Не думаю, что я заорал — но не заорал я только потому, что мой собственный голос меня бы добил, я это знал — и испугался. Надо было быстро скинуть с себя состояние сверхвосприимчивости, вернуться в нормальный мир громких голосов и славных дел…
Я не успел.
Шаги грохотали уже со второго этажа сюда, когда в замок со скрежетом врезался ключ и стал проворачиваться, как барабан камнедробилки. Шаги замерли, я услышал запалённое, с привсхлипом дыхание — и задохнулся от волны запахов: влажное не слишком добротное сукно, кипрский одеколон «№17», вонь усталого потного немытого тела, затхлость и пыль. И ещё: ружейная щёлочь и масло.
Я словно бы рвал, комкал и стряхивал с себя паутину окружающего мира, его основу, подоплёку, чтобы оказаться лицом к лицу с теми, кто производил шум и грохот, но не успевал, не успевал…
Дверь распахнулась. Что-то огромное, жирное, колышущееся — шагнуло внутрь дома. Оно, это огромное, производило массу звуков и издавало запах дорогого борделя после визита офицеров оккупационной армии, — но двигалось тем не менее быстро и уверенно. Без фонаря. Практически в темноте. Но не задевая и не роняя ничего.
Оно шло туда, где был спуск в подвал — и, так сказать, поближе к лестнице, где засел другой. Тот, пахнущий мокрым сукном и револьвером.
Всё остальное заняло секунды. Не уверен, что я увидел всё, что было, и понял всё, что увидел.
С лестницы ударил луч прожектора. То есть это, разумеется, был луч карманного фонаря, но для меня он был лучом морского прожектора. Луч был направлен вроде бы в сторону того, кто вошёл в дом — но в то же мгновение от вошедшего навстречу лучу метнулась тень, очень быстрая и плотная тень. И луч, столкнувшись с ней, изогнулся. Я видел именно это: изогнутый световой луч. Неуверенно потыкавшись в стены, потолок, углы — луч вдруг упёрся прямо мне в лицо. Это было подобно удару в солнечное сплетение. Я не то чтобы перестал видеть — я перестал дышать. Даже сквозь закрытые веки, даже сквозь ладонь я ощущал невыносимость света. Почти одновременно впереди и справа что-то взорвалось, меня толкнуло и бросило на колени. Защищаясь от света, я загородился обоими локтями. Алистер, бросайте оружие! — кричал кто-то сорванным фальцетом. Потом я, будто катясь с горы, повалился на бок. Боли я ещё не чувствовал, просто вся правая нога вдруг стала не моей. Отбросьте его в сторону! — продолжал вбиваться мне в уши дикий фальцет. Я отвернул голову от света и показал пустые руки. Плотная тень, та, которая изогнула луч, вдруг выпустила щупальце и потянулась ко мне. А может быть, это было не щупальце, а глаз — на хоботке, как у рака. Потому что я ощутил взгляд. Одновременно презрительный — и запоминающий. А потом щупальце убралось, втянулось, и толстяк, распластавшись по стене и прикрываясь этой тенью, сделал несколько очень ловких шагов ко входу в подвал. Луч фонаря надвинулся на меня, свет бил в лицо, как вода из шланга. Боже, это не он! — взвизгнул фальцет…
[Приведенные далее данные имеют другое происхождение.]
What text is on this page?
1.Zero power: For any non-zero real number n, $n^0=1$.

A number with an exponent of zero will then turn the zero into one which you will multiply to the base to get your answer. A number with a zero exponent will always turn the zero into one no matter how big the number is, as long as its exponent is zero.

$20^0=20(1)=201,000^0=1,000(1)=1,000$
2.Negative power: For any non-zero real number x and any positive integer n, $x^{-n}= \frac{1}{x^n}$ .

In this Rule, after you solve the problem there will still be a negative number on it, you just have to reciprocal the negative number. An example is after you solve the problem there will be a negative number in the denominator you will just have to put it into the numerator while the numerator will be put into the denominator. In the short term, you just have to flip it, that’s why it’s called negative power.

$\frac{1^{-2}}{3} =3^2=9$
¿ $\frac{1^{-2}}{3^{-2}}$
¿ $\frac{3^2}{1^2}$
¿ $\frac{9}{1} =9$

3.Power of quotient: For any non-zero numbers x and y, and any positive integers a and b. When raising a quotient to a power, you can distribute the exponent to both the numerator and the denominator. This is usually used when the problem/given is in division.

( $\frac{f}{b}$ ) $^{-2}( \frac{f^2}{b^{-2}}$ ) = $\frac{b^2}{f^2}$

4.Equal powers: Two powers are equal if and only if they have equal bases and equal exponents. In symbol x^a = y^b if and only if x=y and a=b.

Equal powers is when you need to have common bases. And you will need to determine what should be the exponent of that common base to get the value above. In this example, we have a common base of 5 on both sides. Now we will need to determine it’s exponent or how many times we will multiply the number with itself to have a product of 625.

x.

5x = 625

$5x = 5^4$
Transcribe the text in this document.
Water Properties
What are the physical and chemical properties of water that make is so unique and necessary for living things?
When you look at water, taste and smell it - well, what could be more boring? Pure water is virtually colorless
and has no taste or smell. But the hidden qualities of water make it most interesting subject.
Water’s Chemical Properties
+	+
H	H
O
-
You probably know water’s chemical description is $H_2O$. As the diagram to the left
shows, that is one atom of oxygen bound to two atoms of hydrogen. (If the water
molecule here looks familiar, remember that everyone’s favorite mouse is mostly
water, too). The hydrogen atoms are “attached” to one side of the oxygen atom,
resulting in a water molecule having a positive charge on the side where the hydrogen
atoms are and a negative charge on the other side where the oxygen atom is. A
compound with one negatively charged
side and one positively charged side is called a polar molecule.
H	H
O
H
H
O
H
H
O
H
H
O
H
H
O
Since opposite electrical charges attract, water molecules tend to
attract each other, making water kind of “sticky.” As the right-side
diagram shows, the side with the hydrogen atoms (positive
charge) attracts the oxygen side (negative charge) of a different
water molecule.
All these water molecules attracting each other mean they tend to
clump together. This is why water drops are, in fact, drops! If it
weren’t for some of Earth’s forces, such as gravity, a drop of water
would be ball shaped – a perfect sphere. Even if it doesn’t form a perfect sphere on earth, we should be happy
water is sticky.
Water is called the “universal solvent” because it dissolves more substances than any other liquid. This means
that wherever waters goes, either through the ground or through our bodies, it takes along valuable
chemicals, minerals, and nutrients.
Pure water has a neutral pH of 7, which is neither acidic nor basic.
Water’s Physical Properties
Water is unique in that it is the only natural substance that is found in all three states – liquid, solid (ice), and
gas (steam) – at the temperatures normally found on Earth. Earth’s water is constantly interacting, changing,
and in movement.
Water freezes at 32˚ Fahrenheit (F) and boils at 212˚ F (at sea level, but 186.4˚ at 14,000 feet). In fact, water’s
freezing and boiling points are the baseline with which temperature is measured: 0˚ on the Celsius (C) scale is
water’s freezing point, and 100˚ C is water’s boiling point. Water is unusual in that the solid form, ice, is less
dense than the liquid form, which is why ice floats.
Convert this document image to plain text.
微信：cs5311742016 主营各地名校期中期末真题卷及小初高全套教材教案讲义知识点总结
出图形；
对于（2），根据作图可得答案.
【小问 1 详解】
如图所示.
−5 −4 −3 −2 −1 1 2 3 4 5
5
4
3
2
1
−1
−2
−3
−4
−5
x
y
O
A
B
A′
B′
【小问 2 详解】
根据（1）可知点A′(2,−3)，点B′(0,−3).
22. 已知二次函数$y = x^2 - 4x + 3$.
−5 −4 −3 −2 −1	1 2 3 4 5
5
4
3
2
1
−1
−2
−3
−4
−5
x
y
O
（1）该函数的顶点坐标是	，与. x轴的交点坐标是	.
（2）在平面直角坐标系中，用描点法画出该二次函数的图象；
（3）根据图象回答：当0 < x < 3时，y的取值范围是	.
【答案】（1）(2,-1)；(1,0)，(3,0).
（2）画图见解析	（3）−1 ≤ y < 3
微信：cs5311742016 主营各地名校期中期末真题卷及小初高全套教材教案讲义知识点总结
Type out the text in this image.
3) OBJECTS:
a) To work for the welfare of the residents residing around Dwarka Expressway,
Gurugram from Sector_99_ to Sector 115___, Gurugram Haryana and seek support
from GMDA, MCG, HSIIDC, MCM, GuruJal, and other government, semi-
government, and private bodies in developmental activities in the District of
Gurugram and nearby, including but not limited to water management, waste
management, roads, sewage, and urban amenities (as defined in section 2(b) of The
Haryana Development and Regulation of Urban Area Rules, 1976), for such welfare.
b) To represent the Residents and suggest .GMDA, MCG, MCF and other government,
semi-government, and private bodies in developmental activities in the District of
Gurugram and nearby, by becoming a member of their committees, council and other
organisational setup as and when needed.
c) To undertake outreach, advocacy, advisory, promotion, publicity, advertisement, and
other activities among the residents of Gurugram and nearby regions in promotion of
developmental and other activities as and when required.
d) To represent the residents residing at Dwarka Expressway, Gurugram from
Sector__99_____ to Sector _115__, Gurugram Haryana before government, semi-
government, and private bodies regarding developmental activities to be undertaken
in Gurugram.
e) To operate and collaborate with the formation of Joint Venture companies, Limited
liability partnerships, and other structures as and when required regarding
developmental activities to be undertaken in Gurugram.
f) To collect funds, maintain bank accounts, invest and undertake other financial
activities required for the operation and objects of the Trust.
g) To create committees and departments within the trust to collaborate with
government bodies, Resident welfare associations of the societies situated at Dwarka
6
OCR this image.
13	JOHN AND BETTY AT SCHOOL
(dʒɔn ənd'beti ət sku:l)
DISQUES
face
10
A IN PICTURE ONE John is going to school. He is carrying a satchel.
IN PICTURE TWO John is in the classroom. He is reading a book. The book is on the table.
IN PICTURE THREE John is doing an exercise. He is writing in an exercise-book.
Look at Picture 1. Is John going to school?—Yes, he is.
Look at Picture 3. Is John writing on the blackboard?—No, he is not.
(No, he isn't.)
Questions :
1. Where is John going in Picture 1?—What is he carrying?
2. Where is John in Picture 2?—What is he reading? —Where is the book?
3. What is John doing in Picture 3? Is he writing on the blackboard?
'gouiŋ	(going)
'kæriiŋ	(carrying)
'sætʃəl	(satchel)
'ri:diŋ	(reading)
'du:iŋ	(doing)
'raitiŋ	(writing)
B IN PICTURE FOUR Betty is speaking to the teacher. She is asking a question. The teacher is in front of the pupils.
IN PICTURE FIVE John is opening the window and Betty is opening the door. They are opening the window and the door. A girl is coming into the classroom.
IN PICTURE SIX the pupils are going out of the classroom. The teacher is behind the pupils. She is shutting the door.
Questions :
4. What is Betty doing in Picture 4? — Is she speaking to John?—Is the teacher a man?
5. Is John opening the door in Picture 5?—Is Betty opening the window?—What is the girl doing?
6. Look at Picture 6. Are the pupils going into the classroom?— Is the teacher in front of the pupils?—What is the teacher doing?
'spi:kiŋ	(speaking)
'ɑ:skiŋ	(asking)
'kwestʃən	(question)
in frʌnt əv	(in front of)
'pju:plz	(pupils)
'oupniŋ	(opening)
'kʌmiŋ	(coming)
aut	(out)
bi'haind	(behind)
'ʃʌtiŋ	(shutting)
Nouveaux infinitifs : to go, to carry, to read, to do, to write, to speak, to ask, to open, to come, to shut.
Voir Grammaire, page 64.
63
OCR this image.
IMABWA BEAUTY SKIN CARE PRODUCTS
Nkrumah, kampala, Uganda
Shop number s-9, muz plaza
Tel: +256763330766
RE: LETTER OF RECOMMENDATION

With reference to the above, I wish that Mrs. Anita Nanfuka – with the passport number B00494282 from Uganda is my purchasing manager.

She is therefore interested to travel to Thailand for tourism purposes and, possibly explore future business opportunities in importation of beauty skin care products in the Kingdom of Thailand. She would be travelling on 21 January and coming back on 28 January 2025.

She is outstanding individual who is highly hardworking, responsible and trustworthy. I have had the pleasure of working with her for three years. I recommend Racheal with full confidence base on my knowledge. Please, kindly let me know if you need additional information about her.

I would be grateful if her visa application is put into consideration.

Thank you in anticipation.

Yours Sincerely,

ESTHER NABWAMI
Потом, когда меня грузили в машину — с наскоро и не очень умело наложенным турникетом, с бесчисленными извинениями и заверениями, что виновник понесёт и так далее, я вдруг снова ощутил на себе тот взгляд — презрительный, холодный, внимательный, торжествующий — навсегда сочленившийся в моей памяти с вонью мёртвой кошки. Наверное, носитель странной тени подошёл полюбопытствовать, как тут я — но обломившиеся на мне агенты «Интеллидженс сервис» его почему-то не заметили.
На другой день у меня прошла раневая лихорадка — а через неделю я сменил врача, госпиталь, а заодно и страну, дабы не выделяться на общем фоне (поскольку уже ни леопард, ни монокль, ни даже муравьед на поводке не смогли бы скомпенсировать профессионально-хищный врачебный интерес).
Впрочем, хромота продержалась почти год.
И тот взгляд — он временами возвращался, редко, потом совсем редко, но никогда не позволял о себе забыть… хотя забыть мне очень хотелось.